Parmi tous les projets qui se présentent à mon esprit, celui-ci me semble préférable : — Le Cyclope avait placé dans l'étable l'énorme tronc d'un verdoyant olivier qu'il avait coupé pour lui servir de bâton quand cet arbre serait desséché ; nous le comparions, nous, au mât d'un navire sombre et pesant, garni de vingt rames, d'un de ces navires qui sillonnent l'immensité des mers, tant ce tronc était gros et long. J'en coupe une brasse[1] et je donne cette partie à mes compagnons en leur commandant de la dégrossir ; ceux-ci la rendent unie, moi je la taille en pointe, et je l'endurcis encore en l'exposant à la flamme étincelante ; puis je la cache avec soin sous du fumier amoncelé dans la grotte.

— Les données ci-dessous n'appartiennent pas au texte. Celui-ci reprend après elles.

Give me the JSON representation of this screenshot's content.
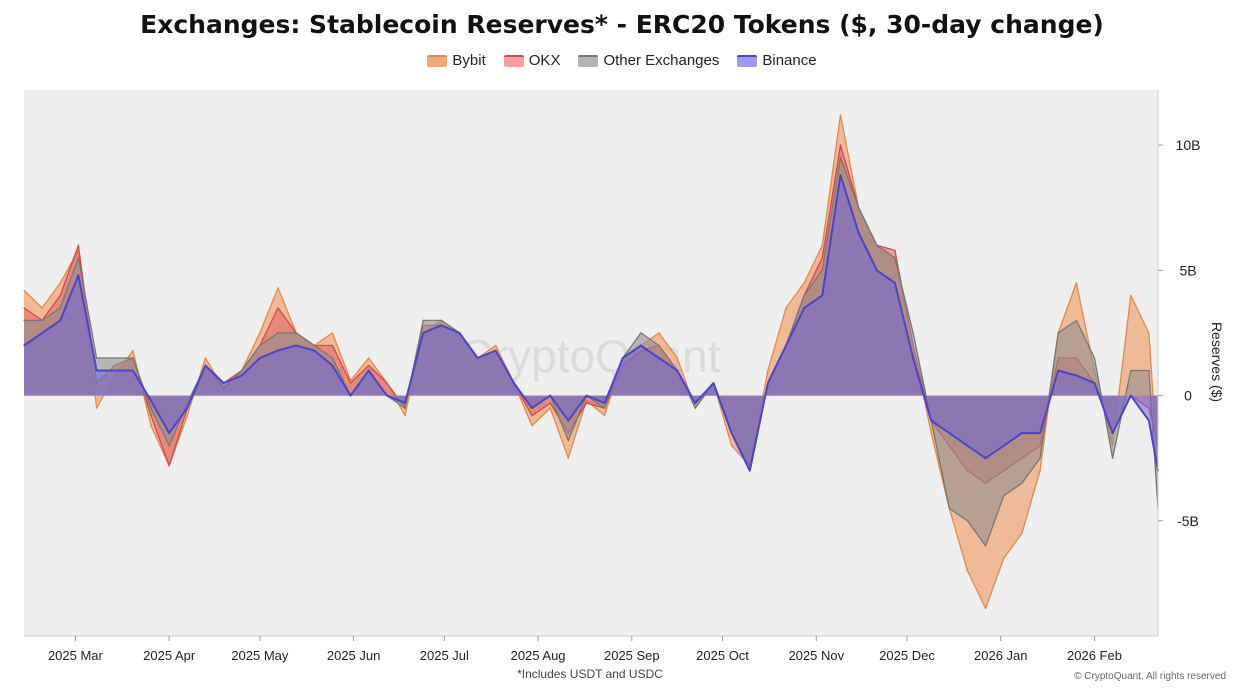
{
  "chart_data": {
    "type": "area",
    "title": "Exchanges: Stablecoin Reserves* - ERC20 Tokens ($, 30-day change)",
    "ylabel": "Reserves ($)",
    "ylim": [
      -9600000000,
      12200000000
    ],
    "yticks": [
      {
        "value": 10000000000,
        "label": "10B"
      },
      {
        "value": 5000000000,
        "label": "5B"
      },
      {
        "value": 0,
        "label": "0"
      },
      {
        "value": -5000000000,
        "label": "-5B"
      }
    ],
    "xlim": [
      "2025-02-12",
      "2026-02-22"
    ],
    "xticks": [
      {
        "date": "2025-03-01",
        "label": "2025 Mar"
      },
      {
        "date": "2025-04-01",
        "label": "2025 Apr"
      },
      {
        "date": "2025-05-01",
        "label": "2025 May"
      },
      {
        "date": "2025-06-01",
        "label": "2025 Jun"
      },
      {
        "date": "2025-07-01",
        "label": "2025 Jul"
      },
      {
        "date": "2025-08-01",
        "label": "2025 Aug"
      },
      {
        "date": "2025-09-01",
        "label": "2025 Sep"
      },
      {
        "date": "2025-10-01",
        "label": "2025 Oct"
      },
      {
        "date": "2025-11-01",
        "label": "2025 Nov"
      },
      {
        "date": "2025-12-01",
        "label": "2025 Dec"
      },
      {
        "date": "2026-01-01",
        "label": "2026 Jan"
      },
      {
        "date": "2026-02-01",
        "label": "2026 Feb"
      }
    ],
    "grid": false,
    "legend_position": "top-center",
    "x": [
      "2025-02-12",
      "2025-02-18",
      "2025-02-24",
      "2025-03-02",
      "2025-03-08",
      "2025-03-14",
      "2025-03-20",
      "2025-03-26",
      "2025-04-01",
      "2025-04-07",
      "2025-04-13",
      "2025-04-19",
      "2025-04-25",
      "2025-05-01",
      "2025-05-07",
      "2025-05-13",
      "2025-05-19",
      "2025-05-25",
      "2025-05-31",
      "2025-06-06",
      "2025-06-12",
      "2025-06-18",
      "2025-06-24",
      "2025-06-30",
      "2025-07-06",
      "2025-07-12",
      "2025-07-18",
      "2025-07-24",
      "2025-07-30",
      "2025-08-05",
      "2025-08-11",
      "2025-08-17",
      "2025-08-23",
      "2025-08-29",
      "2025-09-04",
      "2025-09-10",
      "2025-09-16",
      "2025-09-22",
      "2025-09-28",
      "2025-10-04",
      "2025-10-10",
      "2025-10-16",
      "2025-10-22",
      "2025-10-28",
      "2025-11-03",
      "2025-11-09",
      "2025-11-15",
      "2025-11-21",
      "2025-11-27",
      "2025-12-03",
      "2025-12-09",
      "2025-12-15",
      "2025-12-21",
      "2025-12-27",
      "2026-01-02",
      "2026-01-08",
      "2026-01-14",
      "2026-01-20",
      "2026-01-26",
      "2026-02-01",
      "2026-02-07",
      "2026-02-13",
      "2026-02-19",
      "2026-02-22"
    ],
    "series": [
      {
        "name": "Bybit",
        "color": "#f0a878",
        "values": [
          4.2,
          3.5,
          4.5,
          5.8,
          -0.5,
          0.8,
          1.8,
          -1.2,
          -2.8,
          -0.8,
          1.5,
          0.3,
          1.0,
          2.5,
          4.3,
          2.5,
          2.0,
          2.5,
          0.6,
          1.5,
          0.5,
          -0.8,
          2.5,
          3.0,
          2.5,
          1.5,
          2.0,
          0.5,
          -1.2,
          -0.5,
          -2.5,
          -0.2,
          -0.8,
          1.5,
          2.0,
          2.5,
          1.5,
          -0.5,
          0.5,
          -2.0,
          -2.8,
          1.0,
          3.5,
          4.5,
          6.0,
          11.2,
          7.5,
          6.0,
          5.5,
          2.0,
          -1.5,
          -4.5,
          -7.0,
          -8.5,
          -6.5,
          -5.5,
          -3.0,
          2.5,
          4.5,
          1.0,
          -2.0,
          4.0,
          2.5,
          -3.0
        ]
      },
      {
        "name": "OKX",
        "color": "#e06060",
        "values": [
          3.5,
          3.0,
          4.0,
          6.0,
          0.5,
          1.2,
          1.5,
          -0.8,
          -2.8,
          -0.5,
          1.2,
          0.5,
          1.0,
          2.0,
          3.5,
          2.5,
          2.0,
          2.0,
          0.5,
          1.2,
          0.5,
          -0.5,
          2.8,
          2.8,
          2.5,
          1.5,
          1.8,
          0.5,
          -0.8,
          -0.3,
          -1.5,
          -0.3,
          -0.5,
          1.2,
          1.8,
          2.0,
          1.0,
          -0.3,
          0.5,
          -1.5,
          -2.8,
          0.5,
          2.0,
          4.0,
          5.5,
          10.0,
          7.5,
          6.0,
          5.8,
          2.0,
          -1.0,
          -2.0,
          -3.0,
          -3.5,
          -3.0,
          -2.5,
          -2.0,
          1.5,
          1.5,
          0.5,
          -1.5,
          0.0,
          -0.5,
          -2.0
        ]
      },
      {
        "name": "Other Exchanges",
        "color": "#909090",
        "values": [
          3.0,
          3.0,
          3.5,
          5.5,
          1.5,
          1.5,
          1.5,
          -0.5,
          -2.0,
          -0.3,
          1.2,
          0.3,
          1.0,
          2.0,
          2.5,
          2.5,
          2.0,
          1.5,
          0.0,
          1.0,
          0.0,
          -0.5,
          3.0,
          3.0,
          2.5,
          1.5,
          1.8,
          0.5,
          -0.5,
          0.0,
          -1.8,
          0.0,
          -0.5,
          1.5,
          2.5,
          2.0,
          1.0,
          -0.5,
          0.5,
          -1.5,
          -3.0,
          0.5,
          2.0,
          4.0,
          5.0,
          9.5,
          7.5,
          6.0,
          5.5,
          2.5,
          -1.0,
          -4.5,
          -5.0,
          -6.0,
          -4.0,
          -3.5,
          -2.5,
          2.5,
          3.0,
          1.5,
          -2.5,
          1.0,
          1.0,
          -4.5
        ]
      },
      {
        "name": "Binance",
        "color": "#6f66d8",
        "values": [
          2.0,
          2.5,
          3.0,
          4.8,
          1.0,
          1.0,
          1.0,
          -0.2,
          -1.5,
          -0.5,
          1.2,
          0.5,
          0.8,
          1.5,
          1.8,
          2.0,
          1.8,
          1.2,
          0.0,
          1.0,
          0.0,
          -0.3,
          2.5,
          2.8,
          2.5,
          1.5,
          1.8,
          0.5,
          -0.5,
          0.0,
          -1.0,
          0.0,
          -0.3,
          1.5,
          2.0,
          1.5,
          1.0,
          -0.3,
          0.5,
          -1.5,
          -3.0,
          0.5,
          2.0,
          3.5,
          4.0,
          8.8,
          6.5,
          5.0,
          4.5,
          1.5,
          -1.0,
          -1.5,
          -2.0,
          -2.5,
          -2.0,
          -1.5,
          -1.5,
          1.0,
          0.8,
          0.5,
          -1.5,
          0.0,
          -1.0,
          -3.0
        ]
      }
    ]
  },
  "footnote": "*Includes USDT and USDC",
  "copyright": "© CryptoQuant. All rights reserved",
  "watermark": "CryptoQuant"
}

J'ordonne ensuite à mes compagnons de tirer au sort pour savoir ceux qui, avec moi, plongeront ce pieu dans l'œil du Cyclope[2], quand le monstre goûtera les charmes du repos. Les quatre guerriers que désigne le sort sont ceux-là même que j'aurais voulu choisir ; et moi je suis le cinquième. — Vers le soir le géant revient en conduisant ses brebis à la belle toison ; il pousse dans la grotte ses troupeaux, et il n'en laisse aucun dehors, soit par défiance, soit qu'un dieu l'eût voulu ainsi. Il soulève l'énorme roche, la replace à l'entrée de sa

  1. C'est-à-dire : « J'en ai coupé une partie égale par la longueur à l'espace compris entre mes deux bras étendus. » Ce passage n'a été rendu littéralement que par les traducteurs latins et allemands.
  2. Quoique Homère emploie toujours le mot ὀφθαλμὁς (œil) au singulier, il n'est pas démontre que les Cyclopes n'eussent qu'un œil ; car certains critiques anciens font, observer que le poète parle au pluriel des paupières et des sourcils de Polyphème.